We have addressed the plaintiffs’ arguments under the line of cases which holds that a regulation adopted by an agency must be in conformity with the agency’s governing legislation. See, e.g., Nuclear Metals, Inc. v. Low-Level Radioactive Waste Management Bd., ante 196, 211 (1995), and cases cited. Thus, we need not consider the precise meaning of the word “illegal” as it is used in Borden, Inc. v. Commissioner of Pub. Health, 388 Mass. 707, 721-723, cert, denied sub nom. Formaldehyde Inst., Inc. v.
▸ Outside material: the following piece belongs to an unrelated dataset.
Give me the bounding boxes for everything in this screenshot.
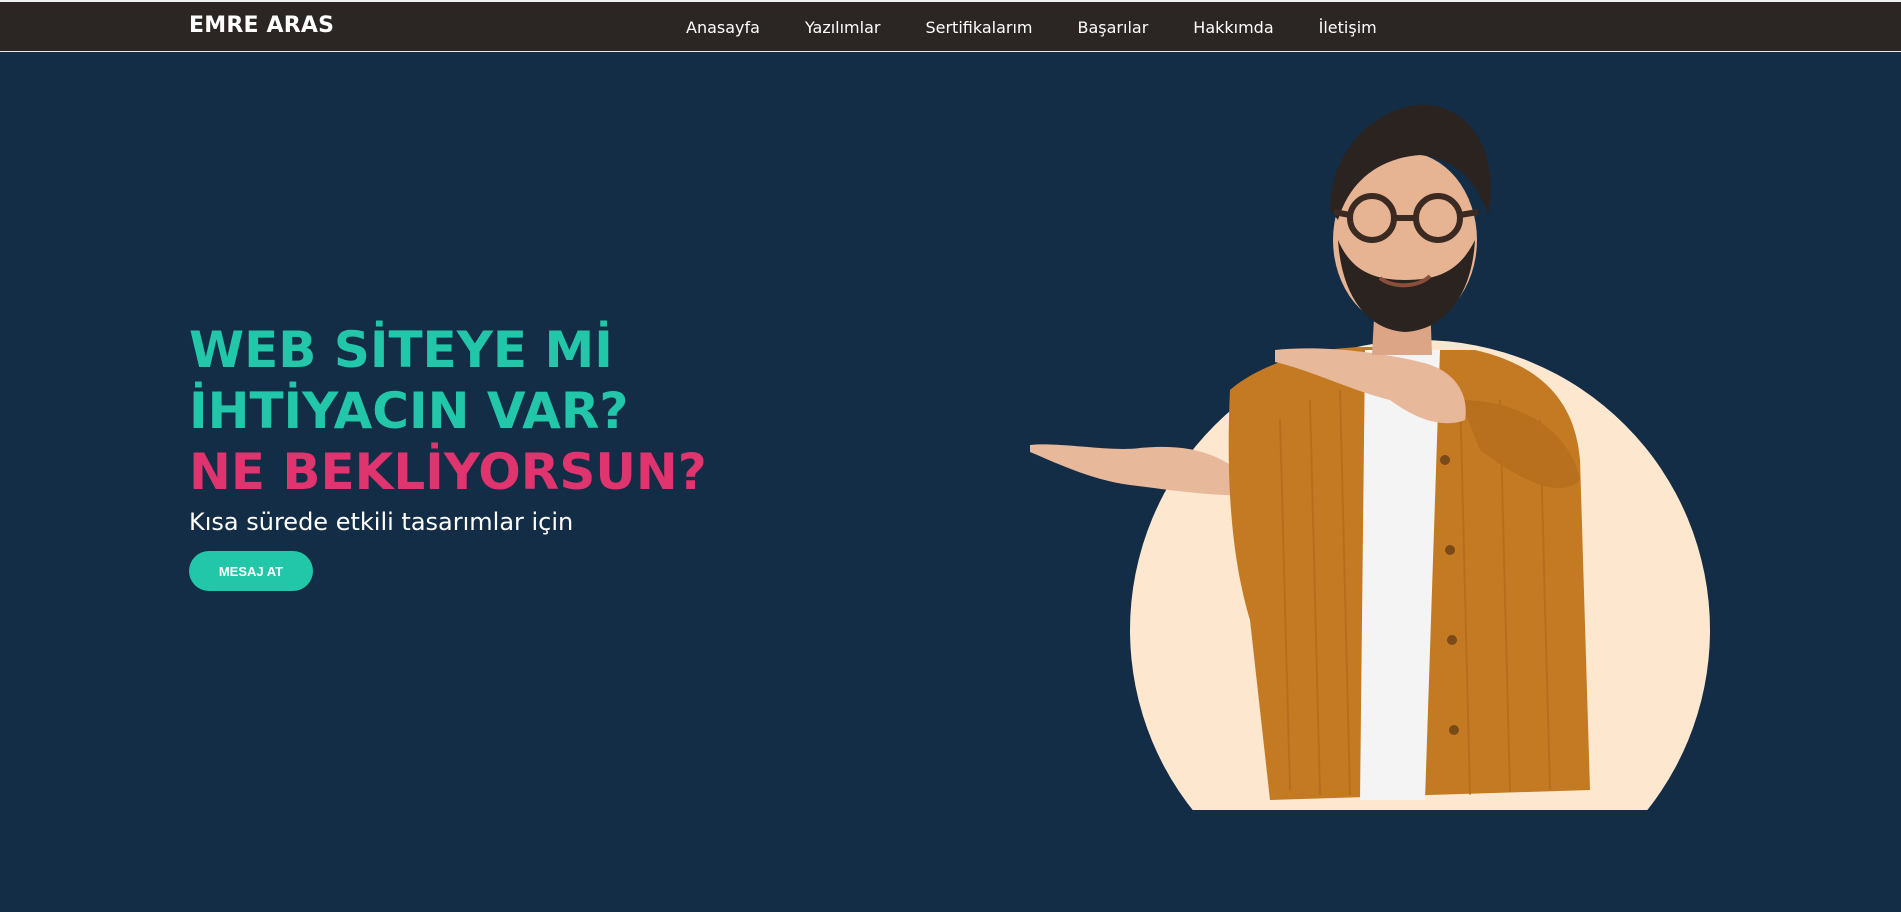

Frechette, 464 U.S. 936 (1983), a point in dispute between the parties.
In addition to § 10 (a), the plaintiffs point to the following provisions of St. 1984, c. 372, § 8, as supporting their position.
Section 8 (m) provides, in pertinent part:
“The procedures, regulations, charges and licensing, permitting and other programs of the Authority shall also reasonably provide for abate*469ment, reduction and prevention of infiltration and inflow .... The procedures, regulations, charges, licensing, permitting and other programs of the Authority shall also reasonably provide for leak detection and repair, for programs for water conservation. . . .”
Section 8 (e) directs the authority to “promote water conservation and environmental quality through its schedule of charges,” and directs it to prepare a “comprehensive study of environmental, social and economic impacts of its charges to serve as a basis for the implementation of charges fully consistent with the objectives of [the enabling legislation].”
In view of our conclusion that the authority’s rate setting methodology was in compliance with its enabling legislation, we need not consider whether, as Quincy contends, the judge erred by placing a burden on the plaintiffs to articulate an alternate rate setting methodology.